---
description: Deep code review - security, performance, architecture, and actionable fixes
argument-hint: "[file, directory, or PR]"
allowed-tools:
  - Read
  - Agent
  - Glob
  - Grep
  - Bash(git diff:*, git log:*, git show:*)
---

Comprehensive code review. Goes beyond style — checks security, performance, architecture, and generates actionable improvement suggestions.

## Steps

### Step 1: Determine scope

Identify what to review:
- If user specified a file or directory → review that
- If user specified a PR or branch → `git diff main...HEAD` (or appropriate base)
- If nothing specified → review staged changes (`git diff --cached`) or recent commits

### Step 2: Read the code

Read all files in scope. For large diffs, focus on:
- New files (highest risk — no prior review)
- Files with the most changes
- Test files (or lack thereof)

### Step 3: Multi-dimensional review (parallel agents)

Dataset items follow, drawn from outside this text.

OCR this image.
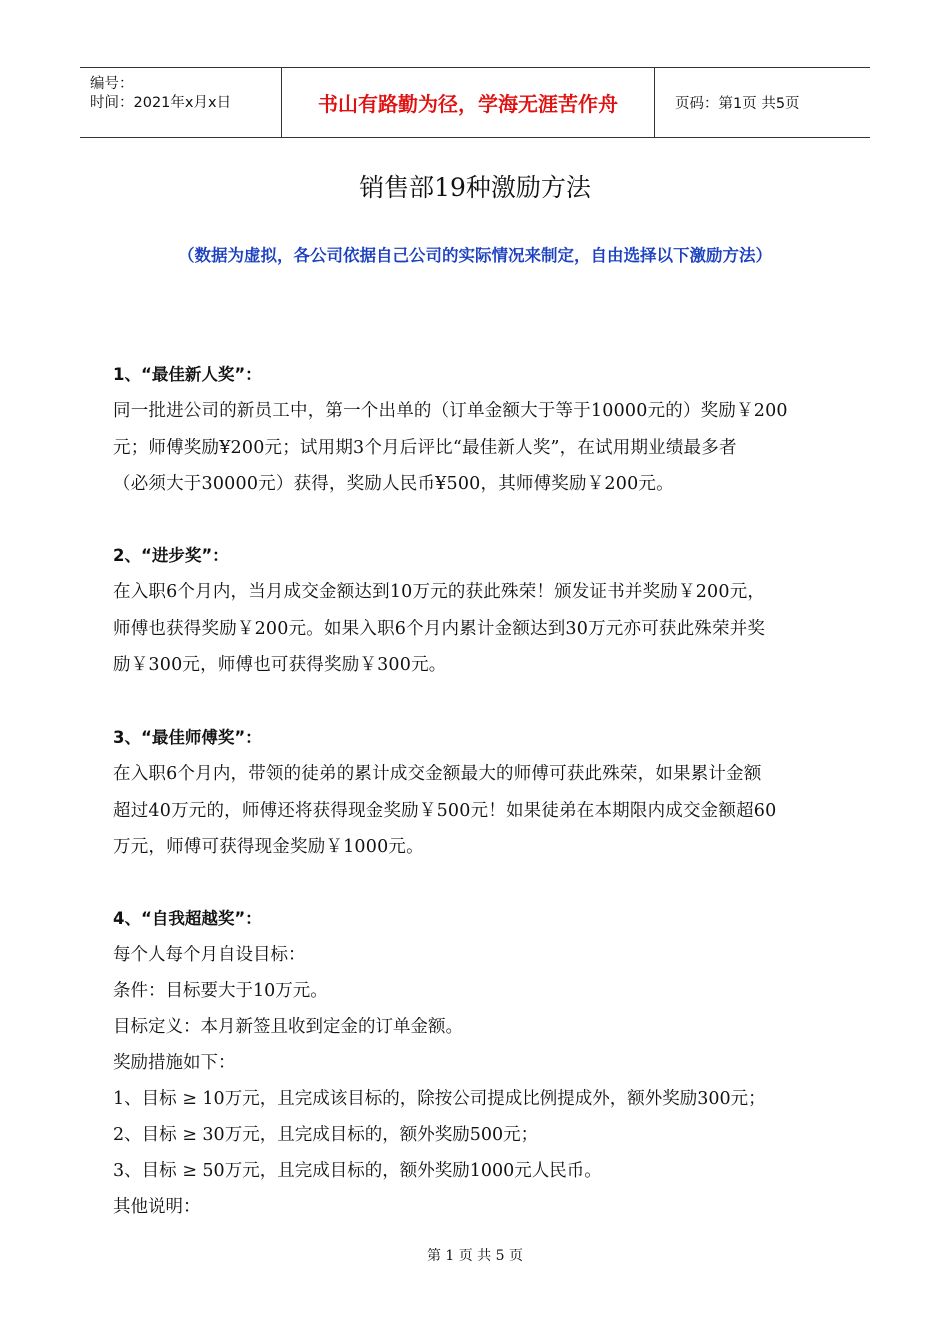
编号：
时间：2021年x月x日	书山有路勤为径，学海无涯苦作舟	页码：第1页 共5页
销售部19种激励方法
（数据为虚拟，各公司依据自己公司的实际情况来制定，自由选择以下激励方法）
1、“最佳新人奖”：
同一批进公司的新员工中，第一个出单的（订单金额大于等于10000元的）奖励￥200
元；师傅奖励¥200元；试用期3个月后评比“最佳新人奖”，在试用期业绩最多者
（必须大于30000元）获得，奖励人民币¥500，其师傅奖励￥200元。
2、“进步奖”：
在入职6个月内，当月成交金额达到10万元的获此殊荣！颁发证书并奖励￥200元，
师傅也获得奖励￥200元。如果入职6个月内累计金额达到30万元亦可获此殊荣并奖
励￥300元，师傅也可获得奖励￥300元。
3、“最佳师傅奖”：
在入职6个月内，带领的徒弟的累计成交金额最大的师傅可获此殊荣，如果累计金额
超过40万元的，师傅还将获得现金奖励￥500元！如果徒弟在本期限内成交金额超60
万元，师傅可获得现金奖励￥1000元。
4、“自我超越奖”：
每个人每个月自设目标：
条件：目标要大于10万元。
目标定义：本月新签且收到定金的订单金额。
奖励措施如下：
1、目标 ≥ 10万元，且完成该目标的，除按公司提成比例提成外，额外奖励300元；
2、目标 ≥ 30万元，且完成目标的，额外奖励500元；
3、目标 ≥ 50万元，且完成目标的，额外奖励1000元人民币。
其他说明：
第 1 页 共 5 页
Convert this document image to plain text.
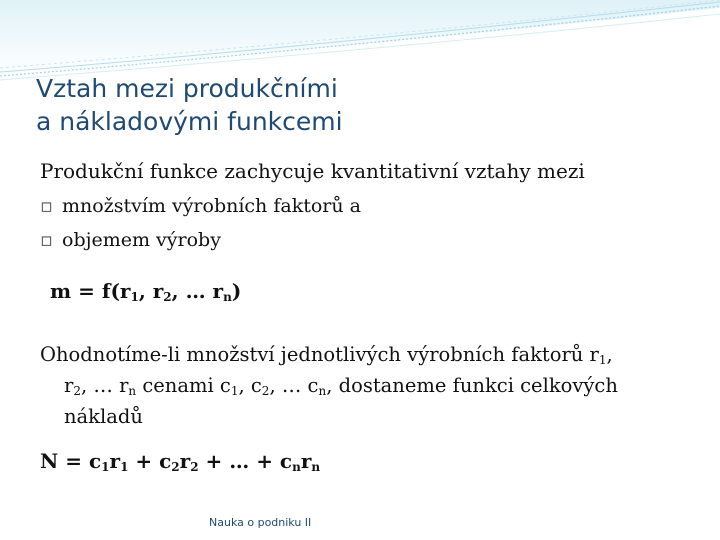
Vztah mezi produkčními
a nákladovými funkcemi
Produkční funkce zachycuje kvantitativní vztahy mezi
▫ množstvím výrobních faktorů a
▫ objemem výroby
$m = f(r_1$, $r_2$, … $r_n$)
Ohodnotíme-li množství jednotlivých výrobních faktorů $r_1$,
$r_2$, … $r_n$ cenami $c_1$, $c_2$, … $c_n$, dostaneme funkci celkových
nákladů
$N = c_1r_1 + c_2r_2$ + … + $c_nr_n$
Nauka o podniku II
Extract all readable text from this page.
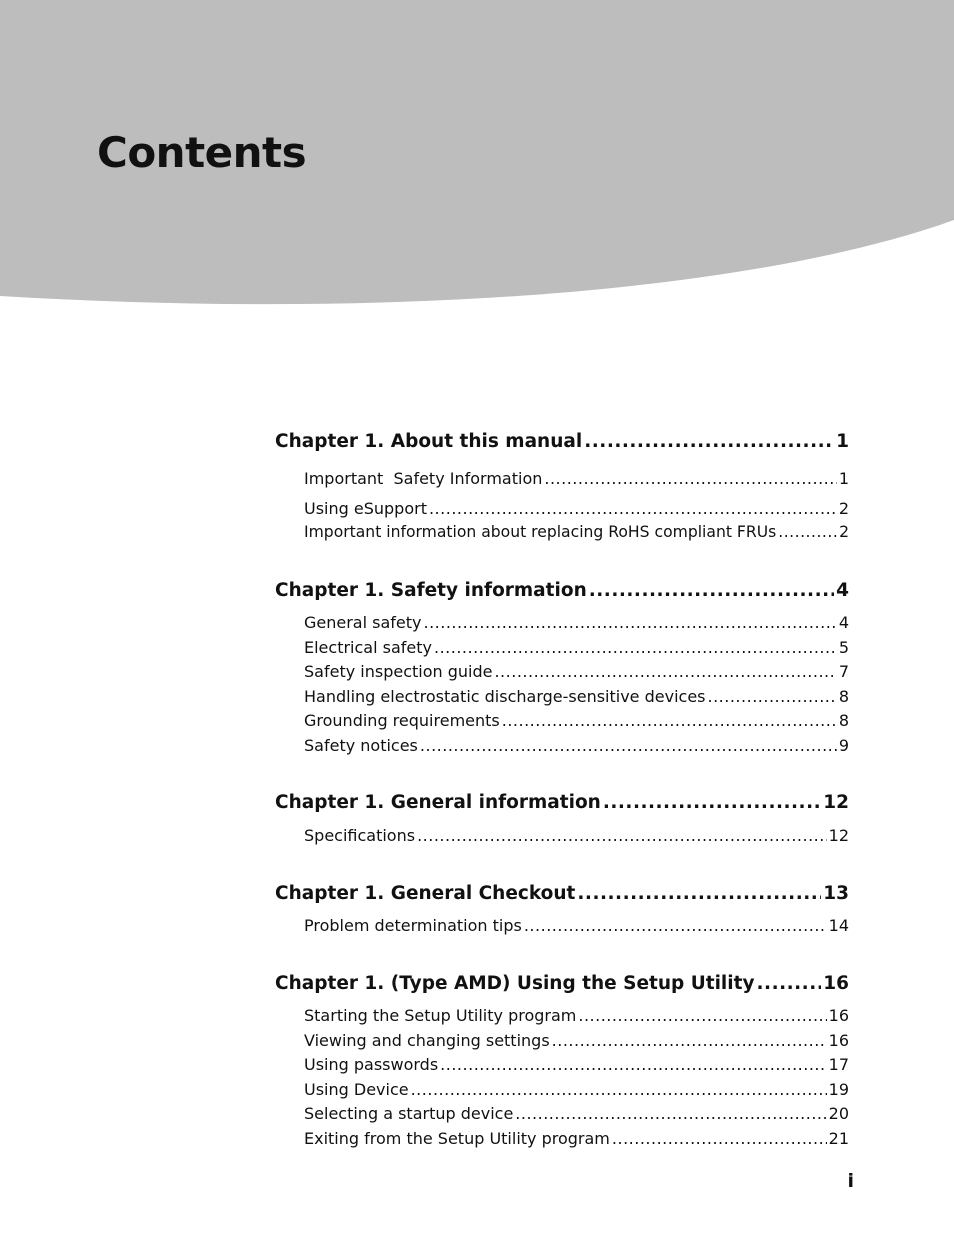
Contents
Chapter 1. About this manual .....	1
Important  Safety Information .....	1
Using eSupport .....	2
Important information about replacing RoHS compliant FRUs .....	2
Chapter 1. Safety information .....	4
General safety .....	4
Electrical safety .....	5
Safety inspection guide .....	7
Handling electrostatic discharge-sensitive devices .....	8
Grounding requirements .....	8
Safety notices .....	9
Chapter 1. General information .....	12
Specifications .....	12
Chapter 1. General Checkout .....	13
Problem determination tips .....	14
Chapter 1. (Type AMD) Using the Setup Utility .....	16
Starting the Setup Utility program .....	16
Viewing and changing settings .....	16
Using passwords .....	17
Using Device .....	19
Selecting a startup device .....	20
Exiting from the Setup Utility program .....	21
i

Spawn parallel review agents:

**Agent 1 — Security review:**
- Input validation (SQL injection, XSS, command injection)
- Authentication / authorisation gaps
- Secrets or credentials in code
- Unsafe dependencies
- OWASP Top 10 checklist

**Agent 2 — Performance review:**
- N+1 queries or unnecessary database calls
- Missing indexes (if schema visible)
- Unbounded loops or recursion
- Large memory allocations
- Missing caching opportunities
- Unnecessary re-renders (React) or recomputations

**Agent 3 — Architecture review:**
- Does this follow existing patterns in the codebase?
- Is responsibility clearly separated?
- Are there circular dependencies?
- Is the abstraction level appropriate? (over-engineered or under-abstracted)
- Will this be easy to test, debug, and maintain?

### Step 4: Compile findings

Categorise each finding:

| Severity | Meaning |
|----------|---------|
| **CRITICAL** | Must fix before merge — security vulnerability, data loss risk, breaking bug |
| **HIGH** | Should fix — performance issue, architectural concern, maintainability problem |
| **MEDIUM** | Consider fixing — code smell, minor inefficiency, readability improvement |
| **LOW** | Nit — style preference, naming suggestion, comment improvement |

### Step 5: Generate the review

Output a structured review:

```markdown
## Code Review — [scope]

### Summary
[1-2 sentences: overall assessment and top concern]

### Critical Issues
- **[File:line]** — [issue and why it matters]
  **Fix:** [specific code suggestion]

### High Priority
- **[File:line]** — [issue]
  **Fix:** [suggestion]

### Medium Priority
- [bullets]

### What's Good
- [specific things done well — always include positives]

### Verdict
[APPROVE / APPROVE WITH CHANGES / REQUEST CHANGES]
[One sentence rationale]
```

### Step 6: Offer to fix

Ask the user: "Want me to fix the critical and high-priority issues now?"

If yes, apply fixes directly. If no, the review stands as documentation.